Annual Savings from Specifying NEMA Premium Motors
Full-load Motor Efficiency (%) Annual Savings from Use of a NEMA Premium Motor
Horsepower Energy Efficient Motor NEMA Premium Efficiency Motor Annual Energfy Savings, kWh Dollar Savings $/year
10 89.5 91.7 1,200 60
25 92.5 93.6 1,553 78
50 93.0 94.5 3,820 191
100 94.5 95.4 4,470 223
200 95.0 96.2 11,755 588

Note: Based on purchase of a 1,800 rpm totally enclosed fan-cooled motor with 8,760 hours per year of operation, 75% load, and an electrical rate of $0.05/kWh.

Regardless of what type of motor you specify on your vacuum pumps, consider adding an idle-mode valve or vacuum-relief valve so that the pumps won’t need to shut down completely between loading cycles so you save energy, as shown in the graph.

When a pump motor is turned on or starts up, it draws eight to ten times more current than the normal full load amperage (FLA) required to keep it running. By allowing the pump to continue running between loading cycles you eliminate the high inrush current demand reducing energy costs; you reduce wear and tear on the starter, motor, blower, extending service life; and you improve instantaneous conveying rate by eliminating start-up time.

Reducing Energy Use in Material Granulation

In general, granulators use a lot of horsepower, which tends to make them energy hungry machines.
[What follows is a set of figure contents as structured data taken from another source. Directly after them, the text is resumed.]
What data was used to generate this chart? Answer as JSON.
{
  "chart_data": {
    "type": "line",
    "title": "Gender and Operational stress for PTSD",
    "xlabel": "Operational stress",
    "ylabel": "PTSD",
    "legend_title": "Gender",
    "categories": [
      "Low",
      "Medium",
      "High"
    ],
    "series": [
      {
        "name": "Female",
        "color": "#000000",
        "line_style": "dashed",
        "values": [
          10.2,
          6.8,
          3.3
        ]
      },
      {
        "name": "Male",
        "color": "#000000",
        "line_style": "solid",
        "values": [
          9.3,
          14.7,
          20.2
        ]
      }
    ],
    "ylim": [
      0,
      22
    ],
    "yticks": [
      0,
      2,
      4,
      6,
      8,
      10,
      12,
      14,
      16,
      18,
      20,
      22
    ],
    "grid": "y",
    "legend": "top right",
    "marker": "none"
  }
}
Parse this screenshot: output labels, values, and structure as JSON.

They do tough work, however, and the tendency has been for processors to overpower their granulators rather than to seek to minimize energy consumption.
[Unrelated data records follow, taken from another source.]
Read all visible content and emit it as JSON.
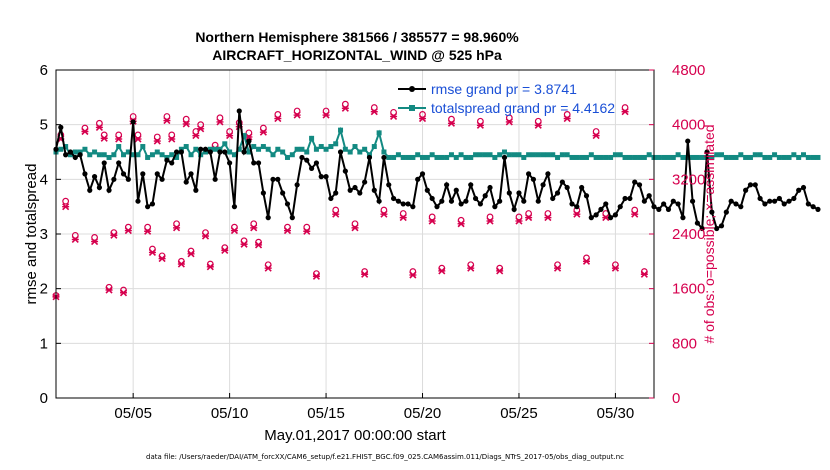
{
  "chart_data": {
    "type": "line",
    "title_line1": "Northern Hemisphere 381566 / 385577 = 98.960%",
    "title_line2": "AIRCRAFT_HORIZONTAL_WIND @ 525 hPa",
    "xlabel": "May.01,2017 00:00:00 start",
    "ylabel": "rmse and totalspread",
    "ylabel_right": "# of obs: o=possible; ×=assimilated",
    "footnote": "data file: /Users/raeder/DAI/ATM_forcXX/CAM6_setup/f.e21.FHIST_BGC.f09_025.CAM6assim.011/Diags_NTrS_2017-05/obs_diag_output.nc",
    "grid": true,
    "legend_position": "top-right",
    "xlim": [
      1,
      32
    ],
    "ylim": [
      0,
      6
    ],
    "ylim_right": [
      0,
      4800
    ],
    "x_ticks": [
      5,
      10,
      15,
      20,
      25,
      30
    ],
    "x_tick_labels": [
      "05/05",
      "05/10",
      "05/15",
      "05/20",
      "05/25",
      "05/30"
    ],
    "y_ticks": [
      0,
      1,
      2,
      3,
      4,
      5,
      6
    ],
    "y_tick_labels": [
      "0",
      "1",
      "2",
      "3",
      "4",
      "5",
      "6"
    ],
    "y_right_ticks": [
      0,
      800,
      1600,
      2400,
      3200,
      4000,
      4800
    ],
    "y_right_tick_labels": [
      "0",
      "800",
      "1600",
      "2400",
      "3200",
      "4000",
      "4800"
    ],
    "x_start": 1.0,
    "x_step": 0.25,
    "series": [
      {
        "name": "rmse grand pr = 3.8741",
        "color": "#000000",
        "values": [
          4.55,
          4.95,
          4.45,
          4.5,
          4.4,
          4.45,
          4.1,
          3.8,
          4.05,
          3.85,
          4.3,
          3.8,
          4.0,
          4.3,
          4.1,
          4.0,
          5.05,
          3.6,
          4.1,
          3.5,
          3.55,
          4.1,
          4.0,
          4.35,
          4.3,
          4.5,
          4.5,
          3.95,
          4.1,
          3.8,
          4.55,
          4.55,
          4.5,
          4.0,
          4.5,
          4.5,
          4.3,
          3.5,
          5.25,
          4.5,
          4.7,
          4.3,
          4.3,
          3.75,
          3.3,
          4.0,
          4.0,
          3.75,
          3.55,
          3.3,
          3.9,
          4.4,
          4.35,
          4.2,
          4.3,
          4.05,
          4.05,
          3.65,
          3.75,
          4.5,
          4.15,
          3.8,
          3.85,
          3.75,
          3.95,
          4.4,
          3.8,
          3.6,
          4.4,
          3.9,
          3.65,
          3.6,
          3.55,
          3.55,
          3.5,
          4.0,
          4.1,
          3.8,
          3.65,
          3.5,
          3.6,
          3.9,
          3.6,
          3.8,
          3.55,
          3.6,
          3.9,
          3.65,
          3.55,
          3.7,
          3.85,
          3.5,
          3.6,
          4.4,
          3.75,
          3.45,
          3.75,
          3.6,
          4.1,
          4.0,
          3.6,
          3.9,
          4.1,
          3.65,
          3.75,
          3.95,
          3.85,
          3.55,
          3.5,
          3.85,
          3.7,
          3.3,
          3.35,
          3.45,
          3.55,
          3.3,
          3.35,
          3.5,
          3.65,
          3.65,
          3.95,
          3.9,
          3.6,
          3.7,
          3.5,
          3.45,
          3.55,
          3.45,
          3.6,
          3.55,
          3.3,
          4.7,
          3.6,
          3.2,
          3.1,
          4.5,
          3.4,
          3.1,
          3.15,
          3.4,
          3.6,
          3.55,
          3.5,
          3.8,
          3.9,
          3.9,
          3.65,
          3.55,
          3.6,
          3.6,
          3.65,
          3.55,
          3.6,
          3.65,
          3.8,
          3.85,
          3.55,
          3.5,
          3.45
        ]
      },
      {
        "name": "totalspread grand pr = 4.4162",
        "color": "#138a82",
        "values": [
          4.5,
          4.55,
          4.6,
          4.45,
          4.5,
          4.5,
          4.55,
          4.45,
          4.5,
          4.45,
          4.45,
          4.4,
          4.45,
          4.6,
          4.45,
          4.5,
          4.45,
          4.45,
          4.6,
          4.4,
          4.45,
          4.5,
          4.45,
          4.4,
          4.45,
          4.4,
          4.55,
          4.6,
          4.45,
          4.55,
          4.45,
          4.5,
          4.55,
          4.55,
          4.55,
          4.65,
          4.5,
          4.45,
          4.55,
          4.8,
          4.5,
          4.6,
          4.55,
          4.6,
          4.55,
          4.45,
          4.55,
          4.5,
          4.4,
          4.45,
          4.55,
          4.55,
          4.5,
          4.75,
          4.55,
          4.6,
          4.55,
          4.6,
          4.65,
          4.9,
          4.55,
          4.5,
          4.6,
          4.5,
          4.55,
          4.45,
          4.6,
          4.85,
          4.5,
          4.4,
          4.4,
          4.45,
          4.4,
          4.4,
          4.4,
          4.45,
          4.4,
          4.4,
          4.45,
          4.4,
          4.4,
          4.4,
          4.45,
          4.4,
          4.45,
          4.4,
          4.4,
          4.45,
          4.45,
          4.45,
          4.45,
          4.4,
          4.45,
          4.5,
          4.45,
          4.45,
          4.45,
          4.4,
          4.45,
          4.45,
          4.45,
          4.45,
          4.45,
          4.45,
          4.4,
          4.45,
          4.45,
          4.4,
          4.4,
          4.4,
          4.4,
          4.45,
          4.4,
          4.4,
          4.4,
          4.4,
          4.45,
          4.45,
          4.4,
          4.4,
          4.4,
          4.4,
          4.4,
          4.45,
          4.4,
          4.4,
          4.4,
          4.4,
          4.4,
          4.45,
          4.4,
          4.4,
          4.4,
          4.4,
          4.4,
          4.4,
          4.4,
          4.45,
          4.45,
          4.4,
          4.4,
          4.4,
          4.45,
          4.4,
          4.4,
          4.45,
          4.45,
          4.4,
          4.4,
          4.45,
          4.4,
          4.4,
          4.4,
          4.45,
          4.4,
          4.45,
          4.4,
          4.4,
          4.4
        ]
      }
    ],
    "obs_series": {
      "color": "#d6004e",
      "possible_marker": "o",
      "assimilated_marker": "×",
      "x": [
        1.0,
        1.25,
        1.5,
        2.0,
        2.5,
        3.0,
        3.25,
        3.5,
        3.75,
        4.0,
        4.25,
        4.5,
        4.75,
        5.0,
        5.25,
        5.75,
        6.0,
        6.25,
        6.5,
        6.75,
        7.0,
        7.25,
        7.5,
        7.75,
        8.0,
        8.25,
        8.5,
        8.75,
        9.0,
        9.25,
        9.5,
        9.75,
        10.0,
        10.25,
        10.5,
        10.75,
        11.0,
        11.25,
        11.5,
        11.75,
        12.0,
        12.5,
        13.0,
        13.5,
        14.0,
        14.5,
        15.0,
        15.5,
        16.0,
        16.5,
        17.0,
        17.5,
        18.0,
        18.5,
        19.0,
        19.5,
        20.0,
        20.5,
        21.0,
        21.5,
        22.0,
        22.5,
        23.0,
        23.5,
        24.0,
        24.5,
        25.0,
        25.5,
        26.0,
        26.5,
        27.0,
        27.5,
        28.0,
        28.5,
        29.0,
        29.5,
        30.0,
        30.5,
        31.0,
        31.5
      ],
      "possible": [
        1500,
        3850,
        2880,
        2380,
        3950,
        2350,
        4020,
        3850,
        1620,
        2420,
        3850,
        1580,
        2500,
        4120,
        3850,
        2500,
        2180,
        3820,
        2080,
        4120,
        3850,
        2550,
        2000,
        4080,
        2150,
        3900,
        4000,
        2420,
        1960,
        3700,
        4100,
        2200,
        3900,
        2500,
        4030,
        2300,
        3880,
        2550,
        2280,
        3950,
        1950,
        4150,
        2500,
        4200,
        2500,
        1820,
        4200,
        2750,
        4300,
        2550,
        1850,
        4250,
        2750,
        4180,
        2700,
        1850,
        4150,
        2650,
        1900,
        4080,
        2600,
        1950,
        4050,
        2650,
        1900,
        4100,
        2650,
        2700,
        4050,
        2700,
        1950,
        4150,
        2750,
        2050,
        3900,
        2700,
        1950,
        4250,
        2750,
        1850
      ],
      "assimilated": [
        1480,
        3790,
        2800,
        2320,
        3900,
        2290,
        3960,
        3800,
        1580,
        2380,
        3790,
        1540,
        2450,
        4050,
        3790,
        2440,
        2130,
        3760,
        2040,
        4060,
        3790,
        2490,
        1960,
        4010,
        2110,
        3840,
        3940,
        2370,
        1920,
        3650,
        4040,
        2160,
        3840,
        2450,
        3970,
        2250,
        3820,
        2490,
        2240,
        3890,
        1900,
        4090,
        2450,
        4140,
        2440,
        1780,
        4140,
        2690,
        4240,
        2490,
        1810,
        4190,
        2690,
        4120,
        2640,
        1800,
        4090,
        2590,
        1860,
        4020,
        2550,
        1900,
        3990,
        2590,
        1860,
        4040,
        2590,
        2640,
        3990,
        2640,
        1900,
        4090,
        2690,
        2000,
        3840,
        2640,
        1900,
        4190,
        2690,
        1810
      ]
    }
  }
}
That’s because concern about work-flow disruption and maintenance costs associated with a granulator jam has tended to outweigh the potential benefit of reduced power consumption. Still, as energy costs rise and environmental awareness builds, many processors are looking for ways to save.

Perhaps the best way to do that is with a solid-state motor controller, which, when installed on a standard granulator, provides a soft start and reduces inrush current up to 70%.

Energy savings of up to 50% are possible. The system operates like cruise control on an automobile. As scrap is loaded (either batch or conveyor fed), the controller ramps up the power applied to the drive motor to handle the increased load. As scrap clears the cutting chamber and load decreases, the power supplied is reduced – all without affecting motor speed.

The graph below illustrates the potential power reduction on a 7.5-hp (5.5-kW) granulator operating at 480 volts.

Additional Granulation Energy-Saving Tips

Regardless whether you use a motor controller or not, there are a few simple maintenance tips that, if followed, can ensure your granulator operates efficiently:

Granulator Blade Maintenance

Keep your blades sharp and properly adjusted, and make sure screens are not worn. Your granulator will cut more efficiently with less noise and fewer fines.

Proper Scrap Feeding

Don’t overfeed. Forcing too much scrap into the cutting chamber will lead to wasteful spikes in power consumption and could cause a jam.


Make sure to empty the granulator catch bin regularly or install an automatic evacuation. If regrind cannot flow cleanly through the screen, the granulator will have to work harder, generating more heat and fines and wasting energy.